The next generation of medicines could work better.

Novartis has a treatment in mid-stage tests that could potentially help patients lose 10 percent to 15 percent of their weight, or even more, if trends seen in early studies continue, Narasimhan said. The company will decide how to proceed based on data due next year.

In the past “we could never thread the needle,” he said. “Now we have more mechanisms that we can take forward.”

An experimental drug Novo is developing showed in early studies it can achieve weight loss of as much as 14 percent, the company said last month. Combining it with other medicines could ultimately make it even more potent, leading to a possible reduction of more than 20 percent, Chief Science Officer Mads Krogsgaard Thomsen said in an interview.

Obese patients sometimes stop taking the drugs and regain weight when they see results plateau, and new and improved medicines may encourage people to stick with them, Thomsen said. Weight loss approaching 15 percent or 20 percent “would be a major breakthrough,” said Eric Ravussin, a specialist at Pennington Biomedical Research Center in Louisiana.

Sanofi is evaluating a drug in obese patients with diabetes that has potential to move closer to the results of surgery, said Stefan Oelrich, head of its diabetes unit. People who opt for bariatric surgery can lose more than 30 percent of excess body weight within six months. AstraZeneca Plc at the same time said it’s developing a diabetes treatment that may have potential in obesity and other metabolic diseases.

Louis Aronne, a doctor at Weill-Cornell Medicine in New York, compared obesity to hypertension, which was once regarded as a lifestyle issue and is now a field with scores of drugs. He predicted that every major medical institution would have a program focused on the disease within a decade. 

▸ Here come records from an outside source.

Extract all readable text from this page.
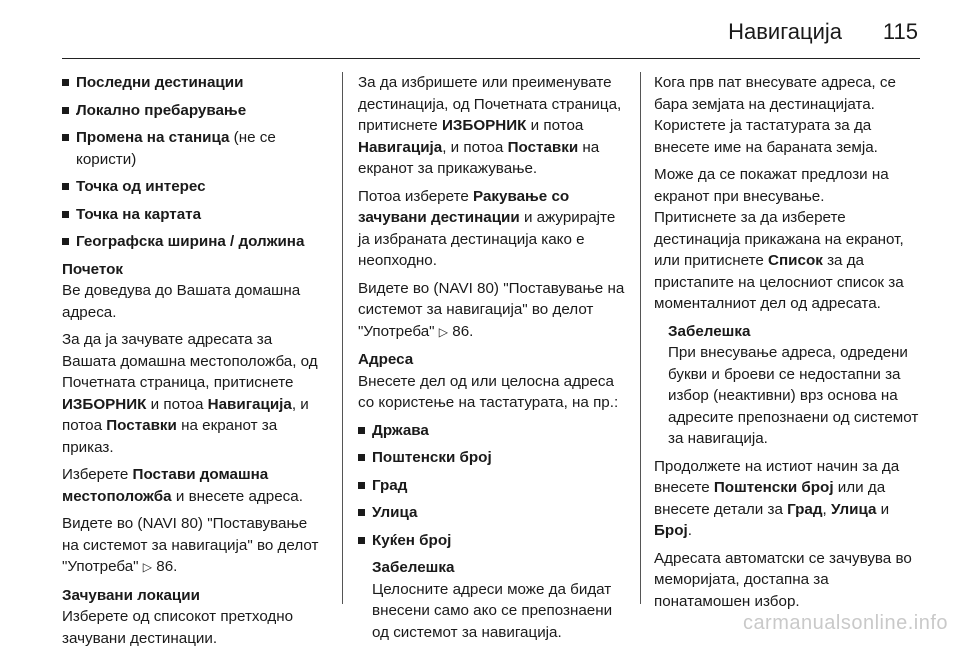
Навигација 115
Последни дестинации
Локално пребарување
Промена на станица (не се користи)
Точка од интерес
Точка на картата
Географска ширина / должина

Почеток
Ве доведува до Вашата домашна адреса.

За да ја зачувате адресата за Вашата домашна местоположба, од Почетната страница, притиснете ИЗБОРНИК и потоа Навигација, и потоа Поставки на екранот за приказ.

Изберете Постави домашна местоположба и внесете адреса.

Видете во (NAVI 80) "Поставување на системот за навигација" во делот "Употреба" ▷ 86.

Зачувани локации
Изберете од списокот претходно зачувани дестинации.

За да избришете или преименувате дестинација, од Почетната страница, притиснете ИЗБОРНИК и потоа Навигација, и потоа Поставки на екранот за прикажување.

Потоа изберете Ракување со зачувани дестинации и ажурирајте ја избраната дестинација како е неопходно.

Видете во (NAVI 80) "Поставување на системот за навигација" во делот "Употреба" ▷ 86.

Адреса
Внесете дел од или целосна адреса со користење на тастатурата, на пр.:

Држава
Поштенски број
Град
Улица
Куќен број
Забелешка
Целосните адреси може да бидат внесени само ако се препознаени од системот за навигација.

Кога прв пат внесувате адреса, се бара земјата на дестинацијата. Користете ја тастатурата за да внесете име на бараната земја.

Може да се покажат предлози на екранот при внесување.
Притиснете за да изберете дестинација прикажана на екранот, или притиснете Список за да пристапите на целосниот список за моменталниот дел од адресата.

Забелешка
При внесување адреса, одредени букви и броеви се недостапни за избор (неактивни) врз основа на адресите препознаени од системот за навигација.

Продолжете на истиот начин за да внесете Поштенски број или да внесете детали за Град, Улица и Број.

Адресата автоматски се зачувува во меморијата, достапна за понатамошен избор.

carmanualsonline.info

Read more on the obesity epidemic: QuickTake

Several insurers in Canada have picked up Saxenda, and health authorities in the United Arab Emirates have agreed to pay for some patients in public hospitals, according to Novo. In the U.S., legislation was re-introduced in April aimed partly at improving access to weight-loss medicines for Medicare beneficiaries. It’s hard to predict how policies will play out as Republicans seek to overhaul the Affordable Care Act, but the Obesity Society, a research group, called the proposal a key step in tackling a disease that contributes to $200 billion a year in health costs.

Doctors are gaining a better understanding of the biology of the condition, increasingly seeing obesity as a disease, while there are signs that more insurers are covering medication, said Caroline Apovian, the Boston Medical Center specialist who treated Mills. 

“We’ve learned a lot,” she said. “The treatment of obesity will prevent many other serious disorders that in the long term will save us money.” 

Mills, an operations manager at a dental practice, said she’s swimming and trying to be more active to build on the progress she’s made with drugs.

“We’re reaching the tipping point with the percentage of people who are so overweight,” she said. “It’s my hope that the tide is changing and people are understanding it’s not just a matter of pushing yourself away from the table.”